Tobilleras Electrónicas: La Expansión Nacional Ordenada por la Corte Suprema y sus Beneficios para la Justicia y Seguridad

La expansión y el uso de las tobilleras electrónicas, ordenada por la Corte Suprema de Justicia a nivel nacional y para cualquier tipo de delito, se presenta con varios beneficios y objetivos positivos:

Reducción del hacinamiento penitenciario: Uno de los principales propósitos es evitar el encarcelamiento preventivo innecesario y aliviar la sobrepoblación en las cárceles. Se estima que un uso masivo de estos dispositivos podría liberar el equivalente a dos prisiones.

Optimización de la gestión del sistema judicial: Permiten optimizar el control de las medidas alternativas a la prisión preventiva y otras disposiciones jurisdiccionales. Esta implementación tecnológica es parte de una política gubernamental para mejorar la eficiencia judicial.

Garantía de seguridad y respuesta judicial: Las tobilleras permiten la geolocalización en tiempo real y generan alertas inmediatas, lo que facilita el control efectivo de los procesados y ofrece garantías para la seguridad de las personas, abordando el temor de la sociedad. La decisión busca una respuesta judicial que contemple criterios de proporcionalidad y reintegración social.

Flexibilidad y ampliación de su aplicación: La aprobación extiende el uso de las tobilleras a todos los hechos punibles y en cualquier etapa del proceso penal (garantías, sentencia o ejecución). Inicialmente, su uso estaba limitado a la capital (Asunción) y a casos específicos como violencia intrafamiliar o delitos económicos. Esta ampliación permite que personas procesadas por otros delitos puedan acceder al dispositivo.

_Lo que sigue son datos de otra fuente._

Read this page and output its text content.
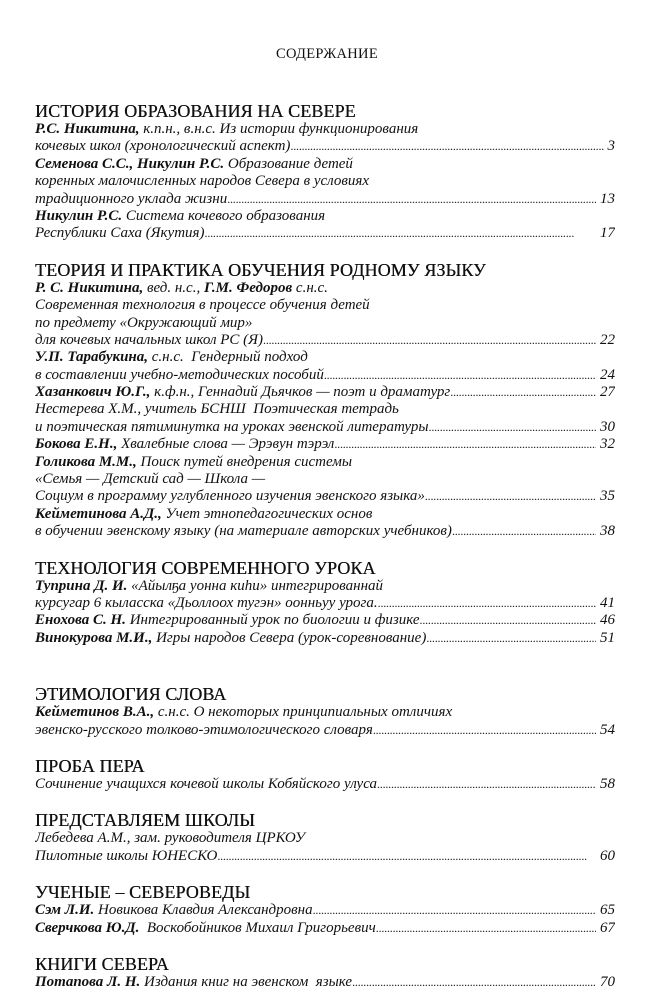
СОДЕРЖАНИЕ
ИСТОРИЯ ОБРАЗОВАНИЯ НА СЕВЕРЕ
Р.С. Никитина, к.п.н., в.н.с. Из истории функционирования
кочевых школ (хронологический аспект) . . .	3
Семенова С.С., Никулин Р.С. Образование детей
коренных малочисленных народов Севера в условиях
традиционного уклада жизни . . .	13
Никулин Р.С. Система кочевого образования
Республики Саха (Якутия) . . .	17
ТЕОРИЯ И ПРАКТИКА ОБУЧЕНИЯ РОДНОМУ ЯЗЫКУ
Р. С. Никитина, вед. н.с., Г.М. Федоров с.н.с.
Современная технология в процессе обучения детей
по предмету «Окружающий мир»
для кочевых начальных школ РС (Я) . . .	22
У.П. Тарабукина, с.н.с.  Гендерный подход
в составлении учебно-методических пособий . . .	24
Хазанкович Ю.Г., к.ф.н., Геннадий Дьячков — поэт и драматург . . .	27
Нестерева Х.М., учитель БСНШ  Поэтическая тетрадь
и поэтическая пятиминутка на уроках эвенской литературы . . .	30
Бокова Е.Н., Хвалебные слова — Эрэвун тэрэл . . .	32
Голикова М.М., Поиск путей внедрения системы
«Семья — Детский сад — Школа —
Социум в программу углубленного изучения эвенского языка» . . .	35
Кейметинова А.Д., Учет этнопедагогических основ
в обучении эвенскому языку (на материале авторских учебников) . . .	38
ТЕХНОЛОГИЯ СОВРЕМЕННОГО УРОКА
Туприна Д. И. «Айылҕа уонна киhи» интегрированнай
курсугар 6 кыласска «Дьоллоох тугэн» оонньуу урога. . . .	41
Енохова С. Н. Интегрированный урок по биологии и физике . . .	46
Винокурова М.И., Игры народов Севера (урок-соревнование) . . .	51
ЭТИМОЛОГИЯ СЛОВА
Кейметинов В.А., с.н.с. О некоторых принципиальных отличиях
эвенско-русского толково-этимологического словаря . . .	54
ПРОБА ПЕРА
Сочинение учащихся кочевой школы Кобяйского улуса . . .	58
ПРЕДСТАВЛЯЕМ ШКОЛЫ
Лебедева А.М., зам. руководителя ЦРКОУ
Пилотные школы ЮНЕСКО . . .	60
УЧЕНЫЕ – СЕВЕРОВЕДЫ
Сэм Л.И. Новикова Клавдия Александровна . . .	65
Сверчкова Ю.Д.  Воскобойников Михаил Григорьевич . . .	67
КНИГИ СЕВЕРА
Потапова Л. Н. Издания книг на эвенском  языке . . .	70
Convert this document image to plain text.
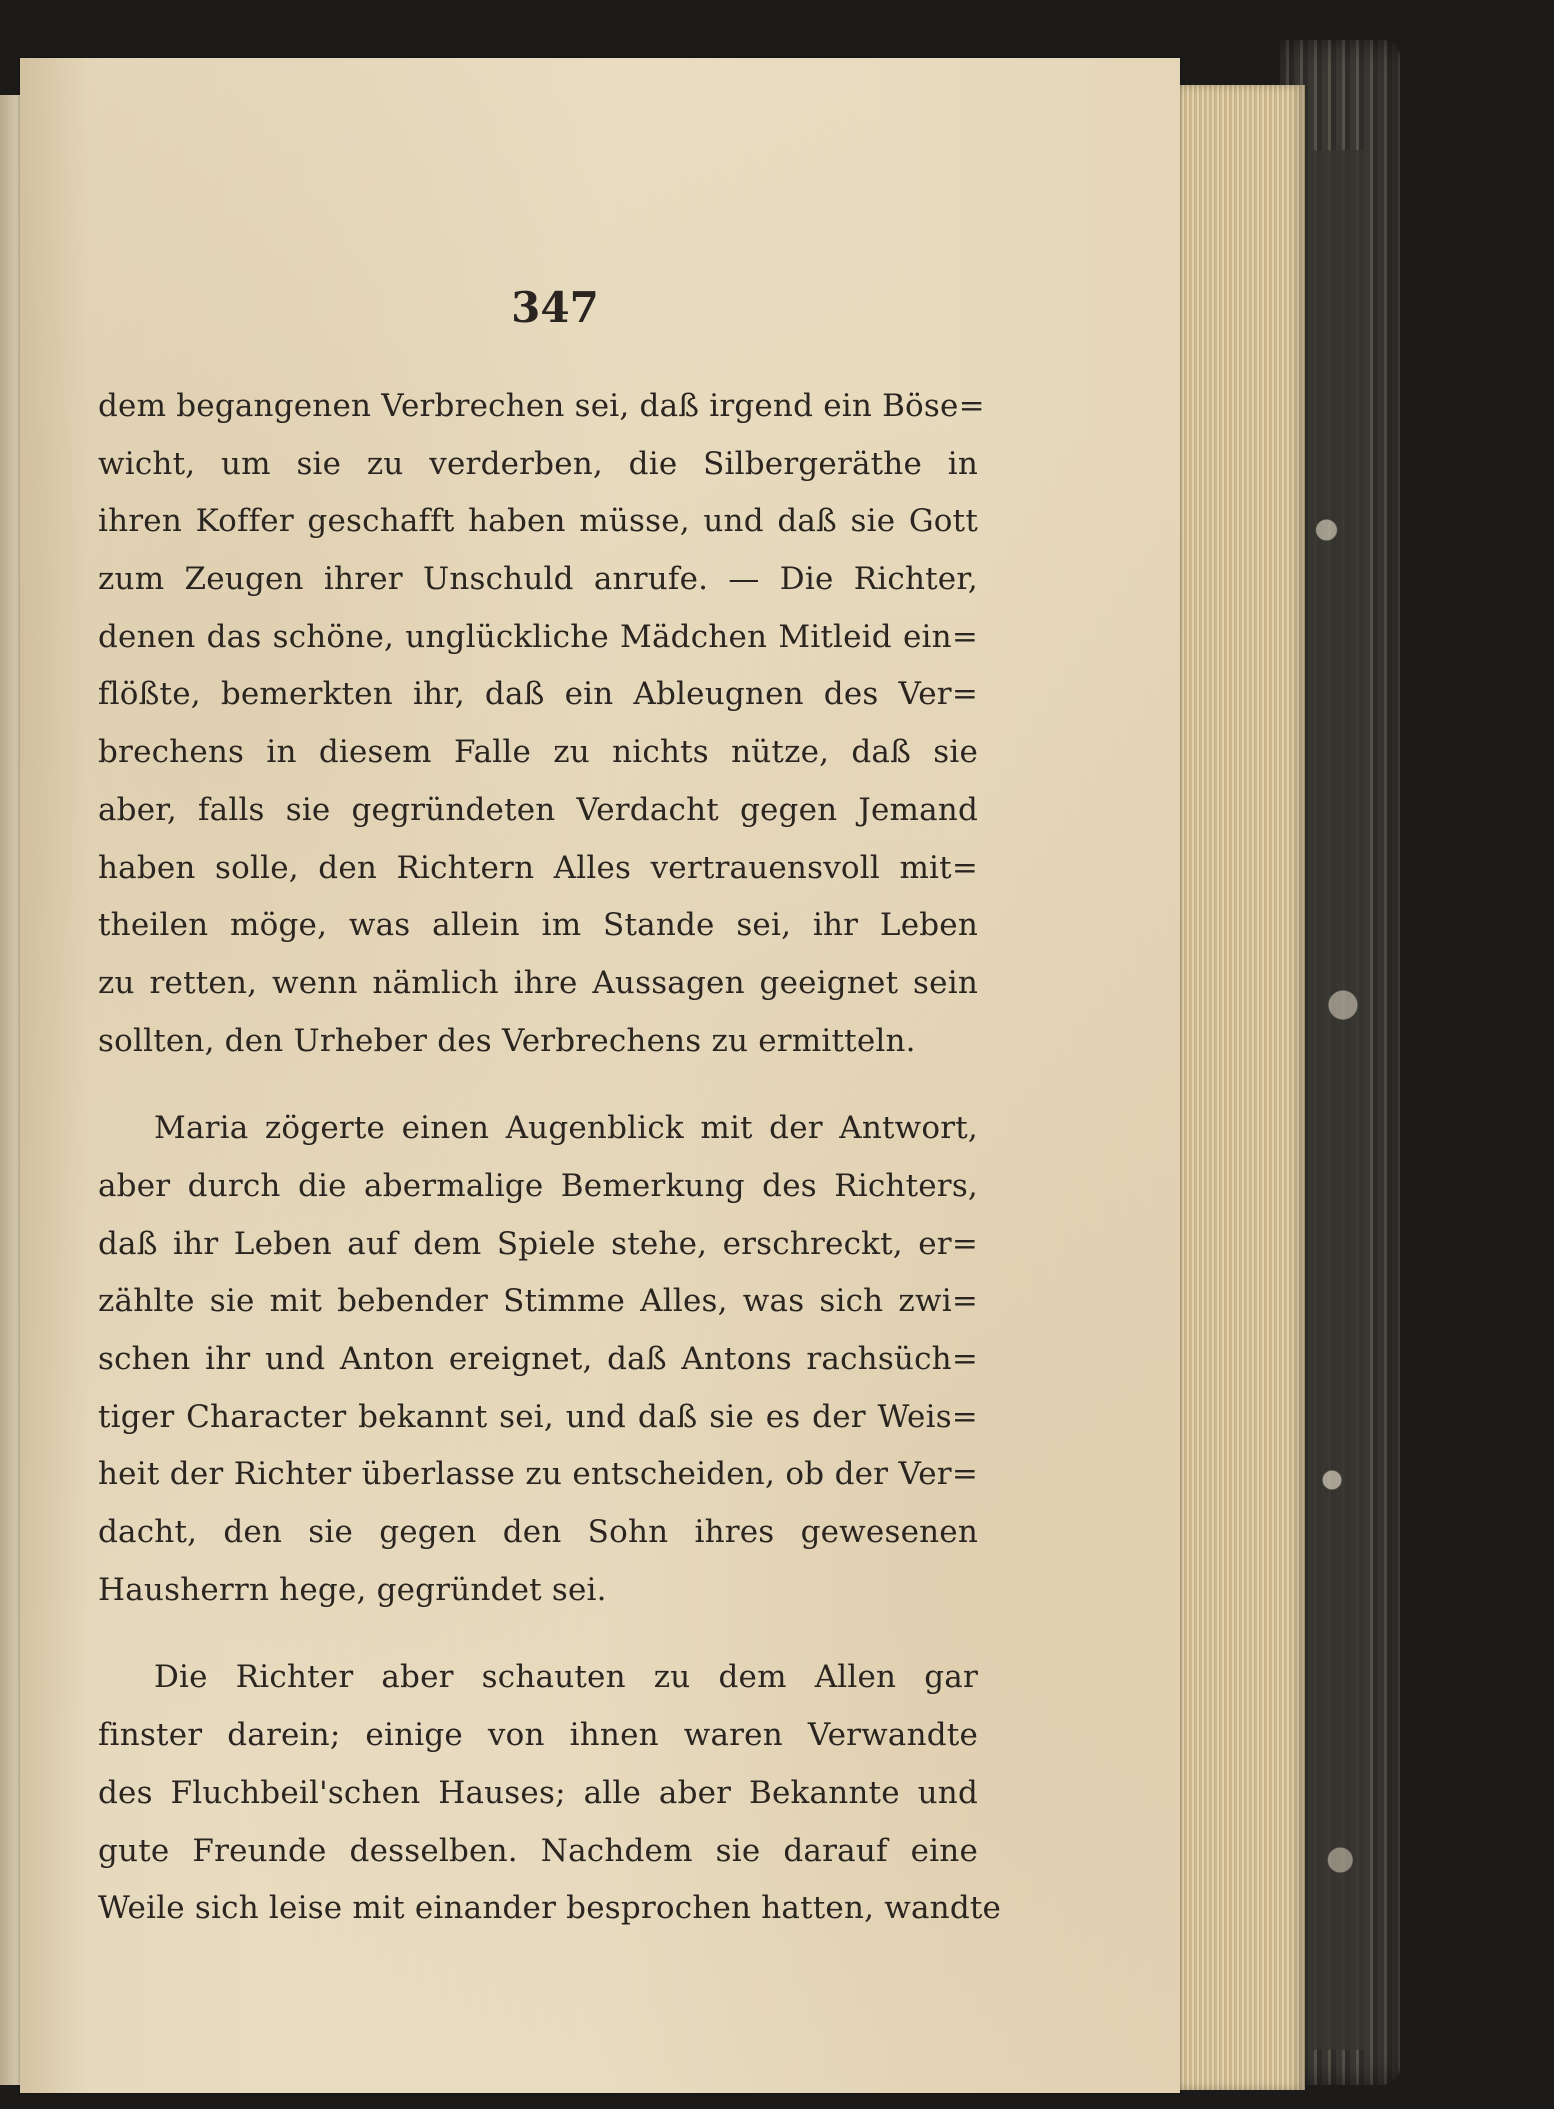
347
dem begangenen Verbrechen sei, daß irgend ein Böse=
wicht, um sie zu verderben, die Silbergeräthe in
ihren Koffer geschafft haben müsse, und daß sie Gott
zum Zeugen ihrer Unschuld anrufe. — Die Richter,
denen das schöne, unglückliche Mädchen Mitleid ein=
flößte, bemerkten ihr, daß ein Ableugnen des Ver=
brechens in diesem Falle zu nichts nütze, daß sie
aber, falls sie gegründeten Verdacht gegen Jemand
haben solle, den Richtern Alles vertrauensvoll mit=
theilen möge, was allein im Stande sei, ihr Leben
zu retten, wenn nämlich ihre Aussagen geeignet sein
sollten, den Urheber des Verbrechens zu ermitteln.
Maria zögerte einen Augenblick mit der Antwort,
aber durch die abermalige Bemerkung des Richters,
daß ihr Leben auf dem Spiele stehe, erschreckt, er=
zählte sie mit bebender Stimme Alles, was sich zwi=
schen ihr und Anton ereignet, daß Antons rachsüch=
tiger Character bekannt sei, und daß sie es der Weis=
heit der Richter überlasse zu entscheiden, ob der Ver=
dacht, den sie gegen den Sohn ihres gewesenen
Hausherrn hege, gegründet sei.
Die Richter aber schauten zu dem Allen gar
finster darein; einige von ihnen waren Verwandte
des Fluchbeil'schen Hauses; alle aber Bekannte und
gute Freunde desselben. Nachdem sie darauf eine
Weile sich leise mit einander besprochen hatten, wandte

Separación de procesados y condenados: Facilita que el sistema pueda separar a procesados de condenados en los centros de reclusión, lo que contribuye a una mejor gestión de la población carcelaria.

Prevención de delitos: Casos como el asesinato de Melania Monserrat han puesto de manifiesto que el uso de una tobillera pudo haber evitado el crimen, subrayando su potencial para la prevención. Un incidente previo también sugirió que una tobillera habría permitido una reacción rápida y control efectivo.

Costo-efectividad: Aunque el contrato vigente con la empresa proveedora contempla hasta 1.000 dispositivos, el Estado solo paga por las tobilleras que están en uso, lo que implica una gestión de recursos más eficiente. • Coordinación interinstitucional: La implementación y expansión es resultado de un trabajo coordinado entre diversas instituciones del sistema de justicia, incluyendo la Corte Suprema, el Ministerio del Interior, el Ministerio de Justicia, la Policía Nacional, el Ministerio Público, la Defensa Pública, y los Ministerios de la Mujer, y de la Niñez y Adolescencia.  La decisión de ampliar el uso de las tobilleras fue impulsada por la mayor disponibilidad de dispositivos (pasando de 20 a 100 en abril, con un contrato para hasta 1.000 unidades) y a petición de la Policía Nacional y el SIMDEC. Esta medida busca ser una herramienta eficaz para el Poder Judicial, permitiendo a los jueces de ejecución penal y de garantías ofrecer esta opción según su criterio.